Loren Elliott/Getty Images
The fate of
Microsoft
‘s
$69 billion purchase of
Activity
Blizzard will finally announce itself in the coming weeks – and investors may want to consider taking profits on the video game maker’s stock before then.
On Thursday, lawyers from the US Federal Trade Commission and Microsoft (ticker: MSFT) finished their arguments in a case that will likely determine whether the software giant can close the biggest technology deal in history and games like Duty to his silo. It is now up to U.S. District Judge Jacqueline Scott Corley to grant the commission’s request to prevent Microsoft from acquiring Activision (ATVI) before an FTC administrative judge holds hearings in August.
If Corley rules in Microsoft’s favor, it would essentially pave the way for the US deal to close. The FTC would likely drop its antitrust complaint, as it did when a judge refused to grant the regulator a blocking order
Meta platforms
(META) acquisition of virtual reality company Within Unlimited. If the injunction is granted, Microsoft and Activision will likely walk away from the deal when it expires on July 18.

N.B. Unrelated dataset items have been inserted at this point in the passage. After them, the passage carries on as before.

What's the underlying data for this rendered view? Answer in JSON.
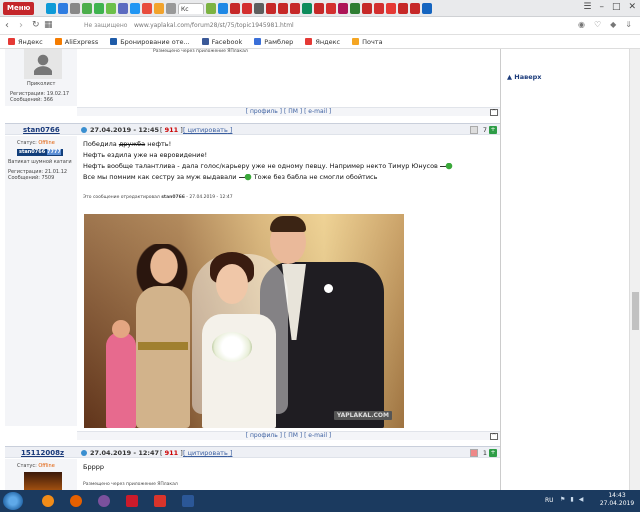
{
  "browser": {
    "menu_label": "Меню",
    "active_tab_label": "Кс",
    "tabs": [
      {
        "color": "#0e9ad7"
      },
      {
        "color": "#2f7de1"
      },
      {
        "color": "#888888"
      },
      {
        "color": "#4cae4c"
      },
      {
        "color": "#3fb34f"
      },
      {
        "color": "#6cc04a"
      },
      {
        "color": "#5c6bc0"
      },
      {
        "color": "#2196f3"
      },
      {
        "color": "#e84c3d"
      },
      {
        "color": "#f2a32c"
      },
      {
        "color": "#999999"
      },
      {
        "color": "#7cb342"
      },
      {
        "color": "#1e88e5"
      },
      {
        "color": "#c62828"
      },
      {
        "color": "#d32f2f"
      },
      {
        "color": "#5e5e5e"
      },
      {
        "color": "#c62828"
      },
      {
        "color": "#c62828"
      },
      {
        "color": "#c62828"
      },
      {
        "color": "#0d8c5c"
      },
      {
        "color": "#c62828"
      },
      {
        "color": "#d32f2f"
      },
      {
        "color": "#ad1457"
      },
      {
        "color": "#2e7d32"
      },
      {
        "color": "#c62828"
      },
      {
        "color": "#d32f2f"
      },
      {
        "color": "#e53935"
      },
      {
        "color": "#c62828"
      },
      {
        "color": "#c62828"
      },
      {
        "color": "#1565c0"
      }
    ],
    "security_label": "Не защищено",
    "url": "www.yaplakal.com/forum28/st/75/topic1945981.html",
    "bookmarks": [
      {
        "label": "Яндекс",
        "color": "#e53935"
      },
      {
        "label": "AliExpress",
        "color": "#f57c00"
      },
      {
        "label": "Бронирование оте...",
        "color": "#1e5ba8"
      },
      {
        "label": "Facebook",
        "color": "#3b5998"
      },
      {
        "label": "Рамблер",
        "color": "#3a6fd8"
      },
      {
        "label": "Яндекс",
        "color": "#e53935"
      },
      {
        "label": "Почта",
        "color": "#f5a623"
      }
    ]
  },
  "forum": {
    "top_note": "Размещено через приложение ЯПлакал",
    "back_to_top": "Наверх",
    "actions": {
      "profile": "[ профиль ]",
      "pm": "[ ПМ ]",
      "email": "[ e-mail ]",
      "up": "[^]"
    },
    "user1": {
      "rank": "Приколист",
      "registration": "Регистрация: 19.02.17",
      "messages": "Сообщений: 366"
    },
    "post2": {
      "username": "stan0766",
      "date": "27.04.2019 - 12:45",
      "rating": "911",
      "quote_label": "цитировать",
      "votes": "7",
      "status_label": "Статус:",
      "status_value": "Offline",
      "rank_name": "stan0766",
      "rank_tag": "7777",
      "rank_title": "Ватикат шумной катаги",
      "registration": "Регистрация: 21.01.12",
      "messages": "Сообщений: 7509",
      "line1_pre": "Победила",
      "line1_strike": "дружба",
      "line1_post": "нефть!",
      "line2": "Нефть ездила уже на евровидение!",
      "line3": "Нефть вообще талантлива - дала голос/карьеру уже не одному певцу. Например некто Тимур Юнусов",
      "line4_pre": "Все мы помним как сестру за муж выдавали",
      "line4_post": "Тоже без бабла не смогли обойтись",
      "edited_pre": "Это сообщение отредактировал",
      "edited_user": "stan0766",
      "edited_date": "- 27.04.2019 - 12:47",
      "watermark": "YAPLAKAL.COM"
    },
    "post3": {
      "username": "15112008z",
      "date": "27.04.2019 - 12:47",
      "rating": "911",
      "quote_label": "цитировать",
      "votes": "1",
      "status_label": "Статус:",
      "status_value": "Offline",
      "text": "Брррр",
      "via_app": "Размещено через приложение ЯПлакал"
    }
  },
  "taskbar": {
    "apps": [
      {
        "name": "vlc",
        "color": "#f28c18"
      },
      {
        "name": "firefox",
        "color": "#e66000"
      },
      {
        "name": "viber",
        "color": "#7b519d"
      },
      {
        "name": "opera",
        "color": "#cc1b2b"
      },
      {
        "name": "app",
        "color": "#d9342b"
      },
      {
        "name": "word",
        "color": "#2b5797"
      }
    ],
    "lang": "RU",
    "time": "14:43",
    "date": "27.04.2019"
  }
}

Activision shares recently closed at $84.30, representing a discount of $10.70 from the cash takeout price of $95 per share. While the stock has risen in recent weeks as investors reevaluate the risks and rewards of holdings ahead of a major regulatory decision, there are clear concerns that the deal will fall through.

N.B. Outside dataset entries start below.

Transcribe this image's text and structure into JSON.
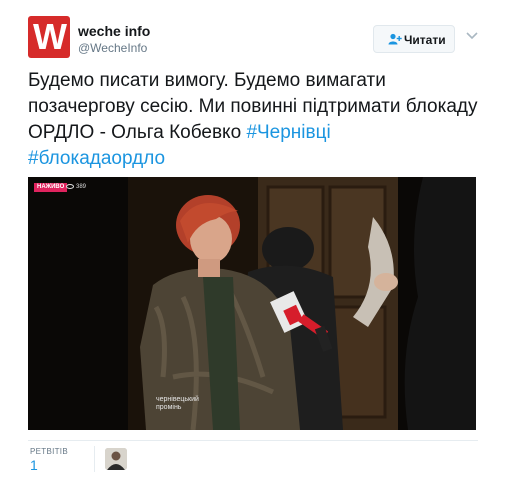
{
  "account": {
    "name": "weche info",
    "handle": "@WecheInfo",
    "avatar_letter": "W",
    "brand_color": "#d62b2a"
  },
  "follow_button": {
    "label": "Читати",
    "icon": "add-user-icon"
  },
  "menu": {
    "icon": "chevron-down-icon"
  },
  "tweet": {
    "text": "Будемо писати вимогу. Будемо вимагати позачергову сесію. Ми повинні підтримати блокаду ОРДЛО - Ольга Кобевко ",
    "hashtags": [
      "#Чернівці",
      "#блокадаордло"
    ],
    "link_color": "#1b95e0"
  },
  "video": {
    "live_badge": "НАЖИВО",
    "viewer_count": "389",
    "watermark": "чернівецький\nпромінь"
  },
  "stats": {
    "retweets_label": "РЕТВІТІВ",
    "retweets_count": "1"
  }
}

from Baron Activision stock first featured a year ago when it traded at $77.86. At the time, we argued that competition concerns were overblown and that the merger was likely to be completed. We reiterated our pick in November, after the shares fell to $74.10, assuming Activision’s video game sales were worth at least that much. Shares are up 8.3% from the July harvest and 13.8% from the November follow-up.
It may be time to sell. We still believe the deal can clear the remaining hurdles, but it won’t be easy. Regulatory scrutiny has tightened, with FTC Chair Lina Khan and regulators in the UK set their sights on major mergers. A positive ruling in the US is no guarantee, and the British Competition and Markets Authority’s decision to block the deal, which is currently under appeal, further complicates matters. The deal should be renegotiated or extended before the July 18 deadline.

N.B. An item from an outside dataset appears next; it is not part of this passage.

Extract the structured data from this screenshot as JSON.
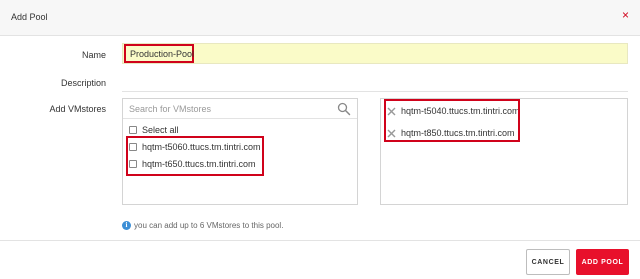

Yes, a standalone Activision Blizzard would be worth owning in the long run. The stock recently traded at 19.5 times next year’s estimated earnings, compared to a five-year average of 20.7 times, according to FactSet. That’s based on analyst estimates that would improve if Activision continues to string together strong releases following the success of Call of Duty: Modern Warfare II And Diablo IV. And a $3 billion severance payment from Microsoft would provide some dry powder to drive more upside.
But if the deal falls apart, Activision’s stock would likely tumble as funds betting specifically on the merger choose to dump the stock. If you’re pessimistic about the merger, there’s likely to be a better opportunity to buy shares in the coming weeks and months.